King Juan Carlos of Spain has abdicated, Prime Minister Mariano Rajoy has announced.
Photographs of the king signing the official papers, together with a letter announcing his decison, were released by the royal family on Twitter.
The surprise announcement comes after a dramatic decline in the popularity of King Juan Carlos, 76, who has ruled since 1975.

First, the King was discovered to have traveled to Africa on a big-game hunting expedition, shooting elephant in private game reserves, and the past year has seen wave after wave of negative publicity as his daughter, the Infanta Cristina, and her husband have been the focus of a long-running corruption investigation.

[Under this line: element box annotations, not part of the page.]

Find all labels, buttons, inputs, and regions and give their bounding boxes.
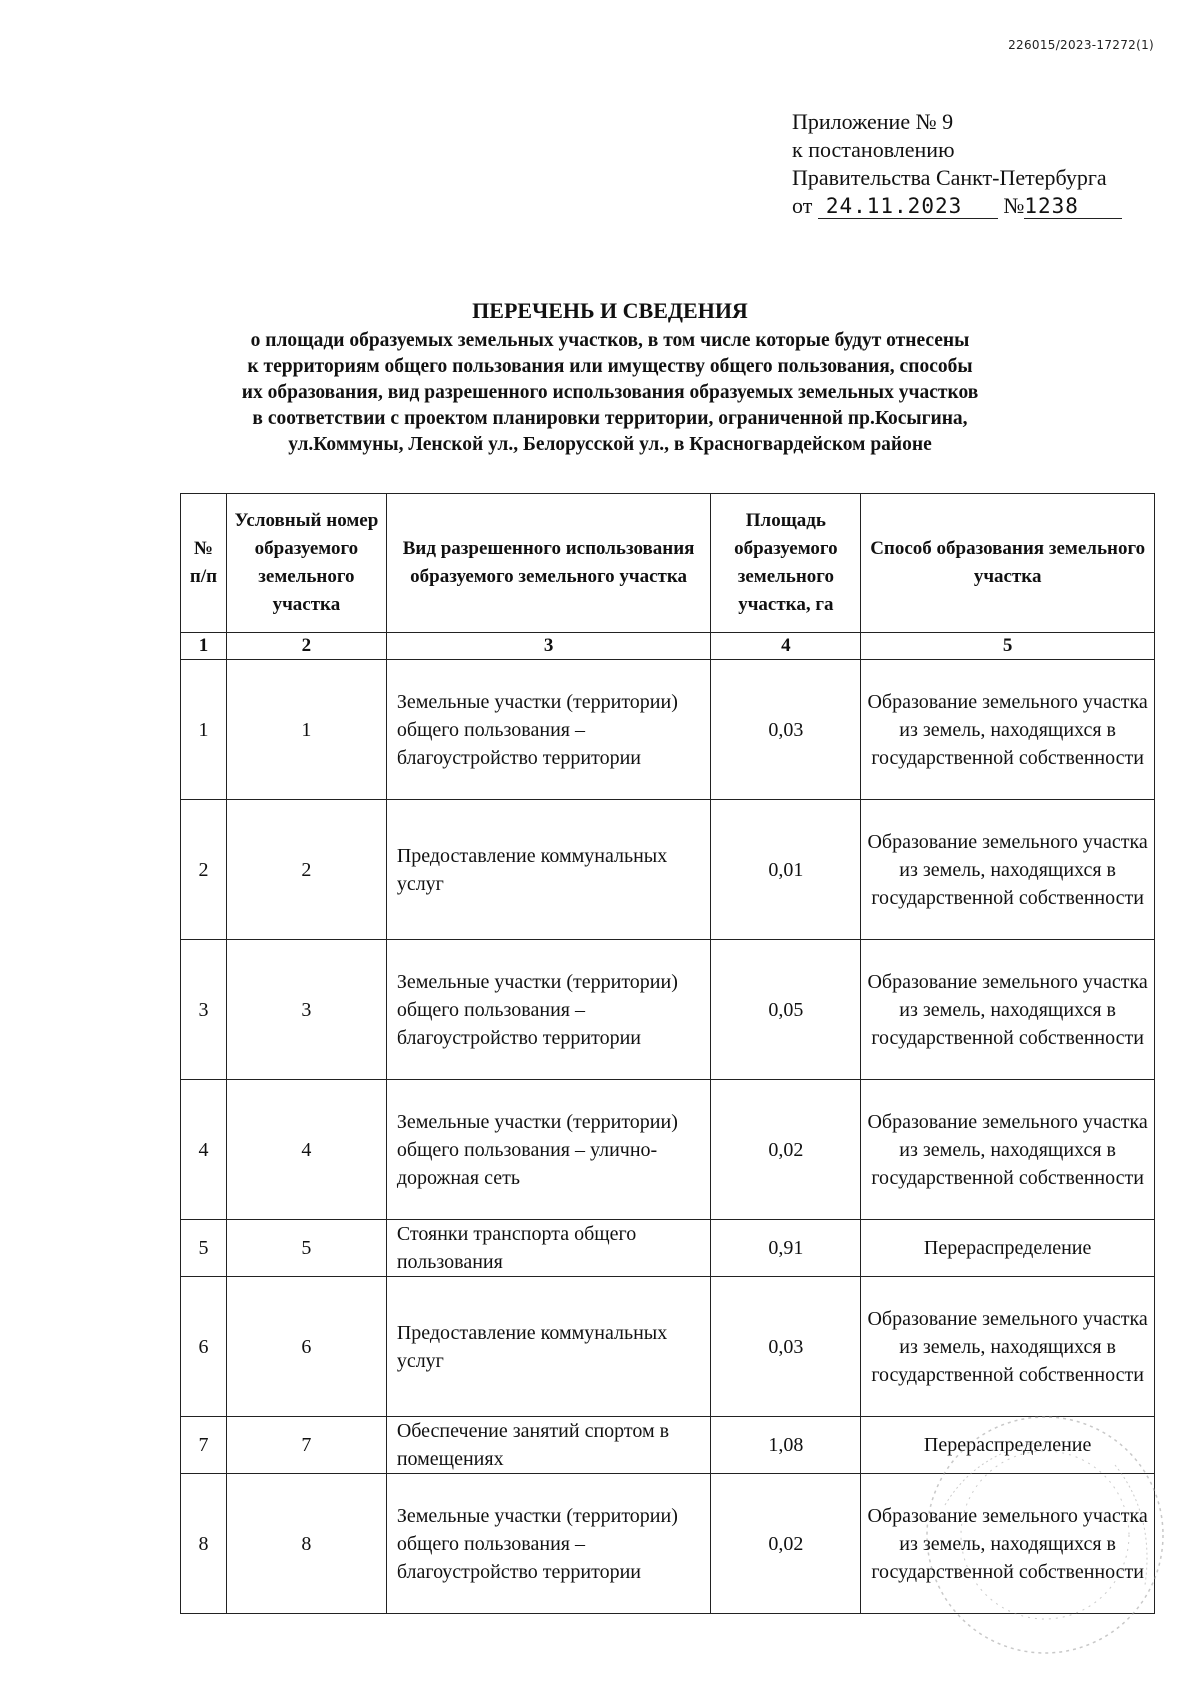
land-plots-table — [180, 493, 1155, 1614]
appendix-date-line — [792, 192, 1122, 220]
cell-permitted-use: Предоставление коммунальных услуг — [386, 1277, 711, 1417]
date-field — [818, 194, 998, 219]
cell-plot-number: 6 — [226, 1277, 386, 1417]
title-block — [170, 296, 1050, 458]
page-title: ПЕРЕЧЕНЬ И СВЕДЕНИЯ — [472, 298, 748, 323]
header-plot-number: Условный номер образуемого земельного участка — [226, 494, 386, 633]
cell-row-number: 6 — [181, 1277, 227, 1417]
subtitle-line-2: к территориям общего пользования или имуществу общего пользования, способы — [247, 356, 973, 377]
header-area: Площадь образуемого земельного участка, га — [711, 494, 861, 633]
cell-row-number: 1 — [181, 660, 227, 800]
cell-permitted-use: Земельные участки (территории) общего пользования – благоустройство территории — [386, 660, 711, 800]
cell-formation-method: Образование земельного участка из земель, находящихся в государственной собственности — [861, 1080, 1155, 1220]
subtitle-line-5: ул.Коммуны, Ленской ул., Белорусской ул., в Красногвардейском районе — [288, 434, 932, 455]
header-row-number: № п/п — [181, 494, 227, 633]
subtitle-line-4: в соответствии с проектом планировки территории, ограниченной пр.Косыгина, — [252, 408, 968, 429]
cell-plot-number: 2 — [226, 800, 386, 940]
cell-formation-method: Образование земельного участка из земель, находящихся в государственной собственности — [861, 1277, 1155, 1417]
column-number: 1 — [181, 633, 227, 660]
appendix-block — [792, 108, 1122, 220]
appendix-line-1: Приложение № 9 — [792, 109, 954, 134]
cell-area: 1,08 — [711, 1417, 861, 1474]
cell-formation-method: Перераспределение — [861, 1417, 1155, 1474]
cell-area: 0,01 — [711, 800, 861, 940]
number-field — [1024, 194, 1122, 219]
column-number: 3 — [386, 633, 711, 660]
header-permitted-use: Вид разрешенного использования образуемого земельного участка — [386, 494, 711, 633]
cell-permitted-use: Земельные участки (территории) общего пользования – благоустройство территории — [386, 940, 711, 1080]
cell-formation-method: Образование земельного участка из земель, находящихся в государственной собственности — [861, 940, 1155, 1080]
cell-permitted-use: Обеспечение занятий спортом в помещениях — [386, 1417, 711, 1474]
table-row — [181, 800, 1155, 940]
cell-row-number: 3 — [181, 940, 227, 1080]
cell-area: 0,03 — [711, 660, 861, 800]
column-number: 2 — [226, 633, 386, 660]
cell-row-number: 7 — [181, 1417, 227, 1474]
cell-plot-number: 7 — [226, 1417, 386, 1474]
date-prefix: от — [792, 193, 813, 218]
header-formation-method: Способ образования земельного участка — [861, 494, 1155, 633]
table-header-row — [181, 494, 1155, 633]
table-row — [181, 1277, 1155, 1417]
cell-area: 0,03 — [711, 1277, 861, 1417]
table-row — [181, 1220, 1155, 1277]
cell-area: 0,05 — [711, 940, 861, 1080]
cell-permitted-use: Земельные участки (территории) общего пользования – благоустройство территории — [386, 1474, 711, 1614]
cell-area: 0,91 — [711, 1220, 861, 1277]
table-row — [181, 1417, 1155, 1474]
column-number-row — [181, 633, 1155, 660]
cell-formation-method: Перераспределение — [861, 1220, 1155, 1277]
subtitle-line-1: о площади образуемых земельных участков, в том числе которые будут отнесены — [250, 330, 970, 351]
cell-formation-method: Образование земельного участка из земель, находящихся в государственной собственности — [861, 660, 1155, 800]
cell-plot-number: 5 — [226, 1220, 386, 1277]
date-value: 24.11.2023 — [825, 194, 963, 218]
cell-plot-number: 3 — [226, 940, 386, 1080]
table-row — [181, 940, 1155, 1080]
cell-formation-method: Образование земельного участка из земель, находящихся в государственной собственности — [861, 1474, 1155, 1614]
table-row — [181, 1080, 1155, 1220]
cell-row-number: 5 — [181, 1220, 227, 1277]
appendix-line-2: к постановлению — [792, 137, 955, 162]
cell-plot-number: 4 — [226, 1080, 386, 1220]
cell-row-number: 4 — [181, 1080, 227, 1220]
subtitle-line-3: их образования, вид разрешенного использования образуемых земельных участков — [241, 382, 979, 403]
column-number: 5 — [861, 633, 1155, 660]
cell-permitted-use: Земельные участки (территории) общего пользования – улично-дорожная сеть — [386, 1080, 711, 1220]
cell-row-number: 8 — [181, 1474, 227, 1614]
document-id: 226015/2023-17272(1) — [1008, 38, 1154, 52]
column-number: 4 — [711, 633, 861, 660]
cell-permitted-use: Предоставление коммунальных услуг — [386, 800, 711, 940]
cell-permitted-use: Стоянки транспорта общего пользования — [386, 1220, 711, 1277]
cell-plot-number: 1 — [226, 660, 386, 800]
number-prefix: № — [1003, 193, 1025, 218]
appendix-line-3: Правительства Санкт-Петербурга — [792, 165, 1107, 190]
cell-plot-number: 8 — [226, 1474, 386, 1614]
cell-row-number: 2 — [181, 800, 227, 940]
cell-area: 0,02 — [711, 1474, 861, 1614]
table-row — [181, 660, 1155, 800]
table-row — [181, 1474, 1155, 1614]
number-value: 1238 — [1024, 194, 1079, 218]
cell-area: 0,02 — [711, 1080, 861, 1220]
cell-formation-method: Образование земельного участка из земель, находящихся в государственной собственности — [861, 800, 1155, 940]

Juan Carlos's son Prince Felipe, 45, will take over the throne.
Juan Carlos’s resignation as King marks an extraordinary gamble on the part of the Spanish monarchy.
Despite the recent scandals, the Spanish retain a huge affection for their King as it was he who bloodlessly delivered the country from the nightmare of the Franco dictatorship, which ruled Spain from 1939 to 1975.
Toward the end of his life, Franco handed over power to Juan Carlos, the hereditary king, which he thought would be a way of maintaining an absolute, non-democratic state.
However, Juan Carlos effectively tricked him. During his lifetime he espoused pro-Franco views, but was secretly meeting with the liberal opposition and political dissenters, and two days after Franco’s death he announced far reaching democratic reforms.
“His majesty, King Juan Carlos, has just communicated to me his will to give up the throne—I’m convinced this is the best moment for change,” Prime Minister Mariano Rajoy said this morning.
Juan Carlos is the second European monarch to abdicate in just over a year. In April last year, Queen Beatrix of the Netherlands handed the throne to her son Prince Willem-Alexander after 33 years.
We assume Prince Charles is currently glued to the news feed.
The abdication has caught most observers by surprise, but it was predicted by Lars Hovbakke Sørensen, a lecturer in European royalty at the University of Copenhagen, when he spoke to the Daily Beast’s Nico Hines earlier this year.
“Cristina is seen as being close to the king; her problems are the king’s problems,” he told The Daily Beast. “I wouldn’t be surprised if King Juan Carlos chooses to resign in the coming months, and hands over the throne to Crown Prince Felipe in an attempt to save the monarchy.”